Figure 2.1: Welcome Perspective of RapidMiner.
The lower section shows current news about RapidMiner, if you have an Internet connection. The list in the
centre shows the analysis processes recently worked upon. This is practical if you wish to continue working
on or execute one of these processes. The upper section shows typical actions:
1. New: Start a new analysis process.
2. Open Recent: Opens the process which is selected in the list below the actions.

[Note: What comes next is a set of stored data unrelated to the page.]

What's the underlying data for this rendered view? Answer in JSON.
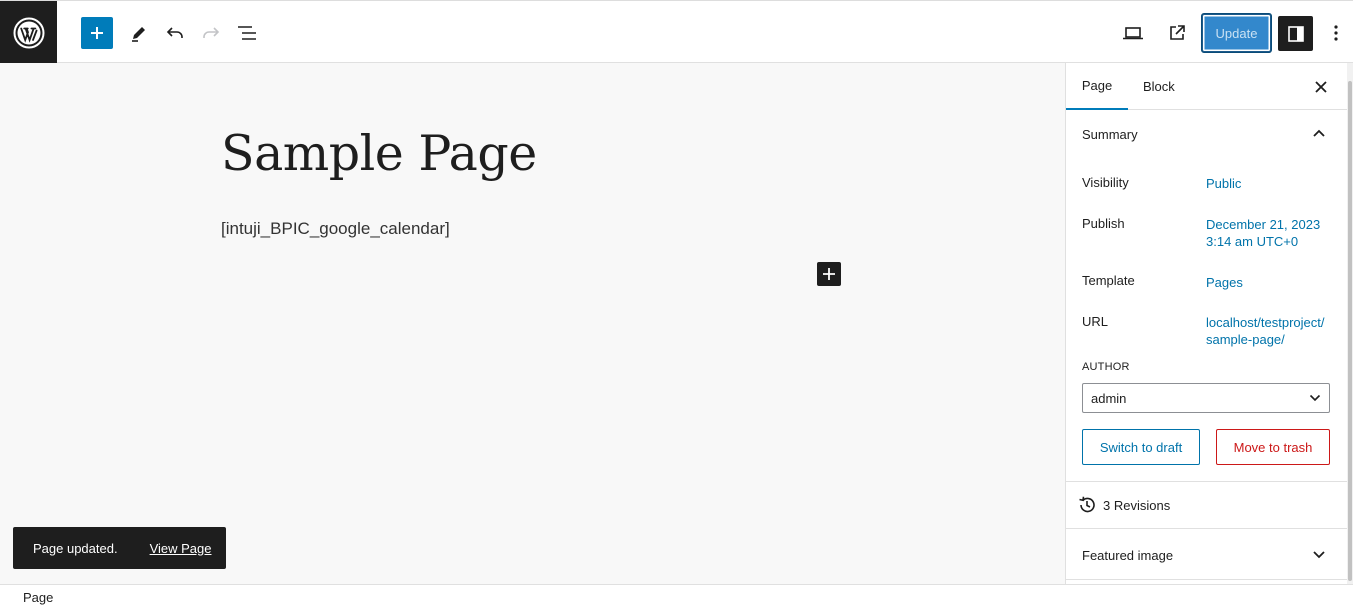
{
  "toolbar": {
    "update_label": "Update"
  },
  "editor": {
    "title": "Sample Page",
    "shortcode": "[intuji_BPIC_google_calendar]"
  },
  "snackbar": {
    "message": "Page updated.",
    "link": "View Page"
  },
  "sidebar": {
    "tabs": [
      {
        "label": "Page",
        "active": true
      },
      {
        "label": "Block",
        "active": false
      }
    ],
    "summary": {
      "title": "Summary",
      "rows": [
        {
          "label": "Visibility",
          "value": "Public"
        },
        {
          "label": "Publish",
          "value": "December 21, 2023 3:14 am UTC+0"
        },
        {
          "label": "Template",
          "value": "Pages"
        },
        {
          "label": "URL",
          "value": "localhost/testproject/sample-page/"
        }
      ],
      "author_label": "AUTHOR",
      "author_value": "admin",
      "switch_draft_label": "Switch to draft",
      "trash_label": "Move to trash"
    },
    "revisions_label": "3 Revisions",
    "featured_image_label": "Featured image"
  },
  "footer": {
    "breadcrumb": "Page"
  },
  "colors": {
    "accent": "#007cba",
    "link": "#0073aa",
    "danger": "#cc1818",
    "dark": "#1e1e1e"
  }
}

3. Open: Opens the repository browser and allows you to select a process to be opened within the
process Design Perspective.
4. Open Template: Shows a selection of different pre‐defined analysis processes,
which can be configured in a few clicks.
5. Online Tutorial: Starts a tutorial which can be used directly within RapidMiner
At the right‐hand side of the toolbar you will find three icons which switch between the individual
RapidMiner perspectives. The icons shown here take you to the following perspectives
1. Design Perspective: This is the central RapidMiner perspective where all analysis processes are
created and managed.
2. Result Perspective: If a process supplies results in the form of data, models or the like, then
RapidMiner takes you to this Result Perspective, where you can look at several results at the same
time.
3. Welcome Perspective: The Welcome Perspective welcomes you with after starting the program.

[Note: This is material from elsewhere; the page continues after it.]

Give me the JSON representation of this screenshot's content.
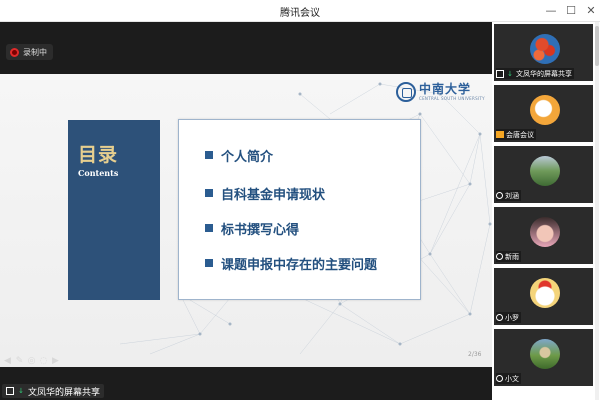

You can switch to the desired perspective by clicking inside the toolbar. Now switch to the Design Perspective by clicking in the toolbar. You would now see the following screen:
Figure 2.2: Design Perspective of RapidMiner.

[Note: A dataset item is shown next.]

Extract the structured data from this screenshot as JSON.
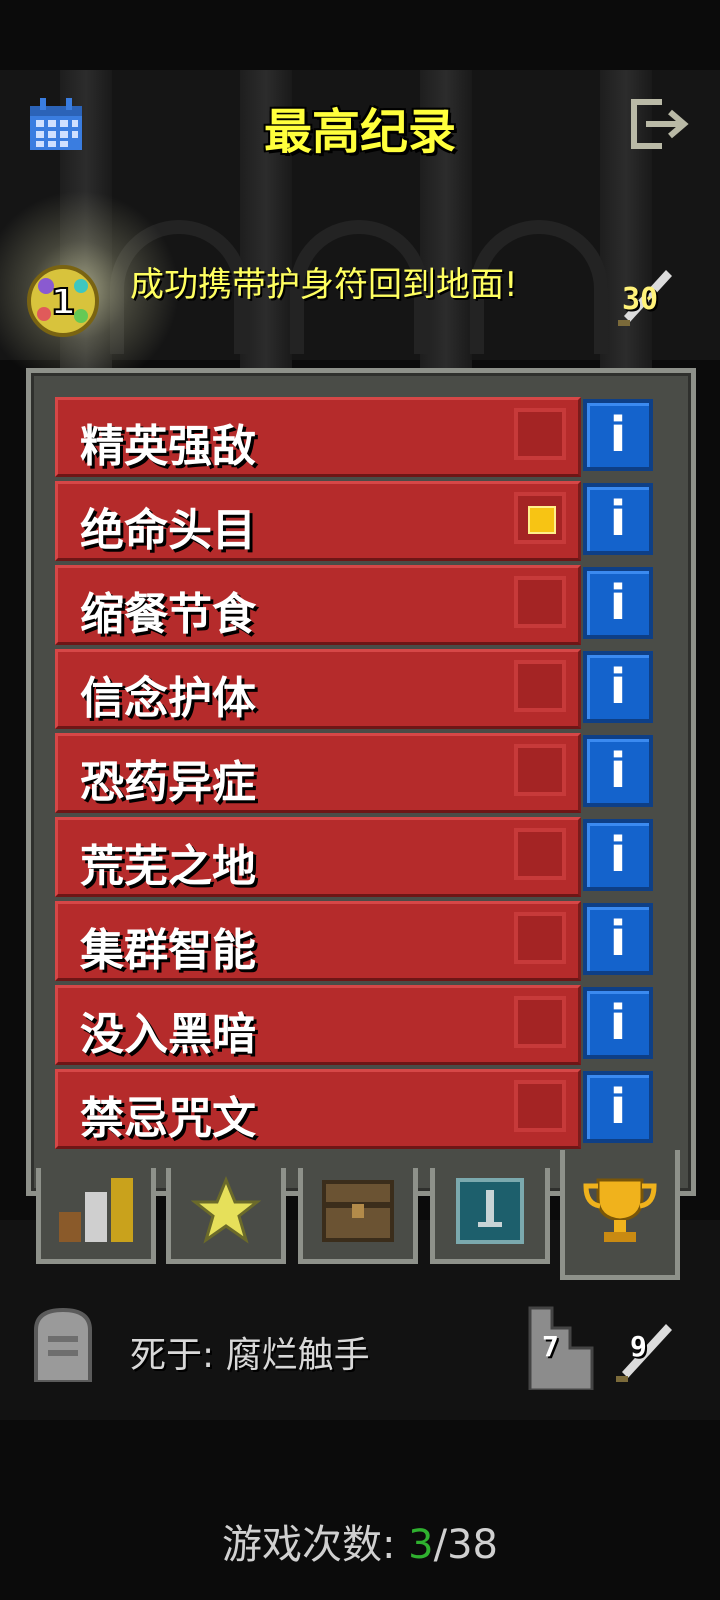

As you can see in Figure 2.2, there are two very central views in this area which are described in the following. In the Process View it is possible to see the process you are creating. All work steps (operators) available in RapidMiner are presented in groups in the Operators View and can therefore be included in the current process. If RapidMiner has been extended with one of the available extensions, then the additional operators can also be found here. You can select operators and add them in the desired place in the process by simply dragging and dropping, or with double click on an operator. The connections can be made manually by the user, just click on an output port and you can draw an orange strand. Click on an input port in order to connect the selected output port with this input port (Figure 2.3).
Figure 2.3: Click on an output port in order to connect, right click to cancel.
Numerous operators require one or several parameters to be set. For example, operators that read data (i.e. read log) from file require the file path to be indicated. After an operator offering parameters has been selected in the Process View, its parameters are shown in the Parameter View (See Figure 2.4). Like the other views, this view also has its own toolbar which is described in the following. Under the toolbar you will find the icon and name of the operator currently selected followed by the actual parameters. Bold font means that the parameter must absolutely be defined by the analyst and has no default value, for example, as you can see in the following Figure, the first parameter ‘logverbosity’ and the second ‘logfile’. Italic font means that the parameter is classified as an expert parameter and should not necessarily be changed by beginners to data analysis, for example the parameters: ‘resultfile’, ‘random seed’, ‘send email’ and ‘encoding’. The help window is very important, within the Help View, each time you select an operator, shows a description of this operator.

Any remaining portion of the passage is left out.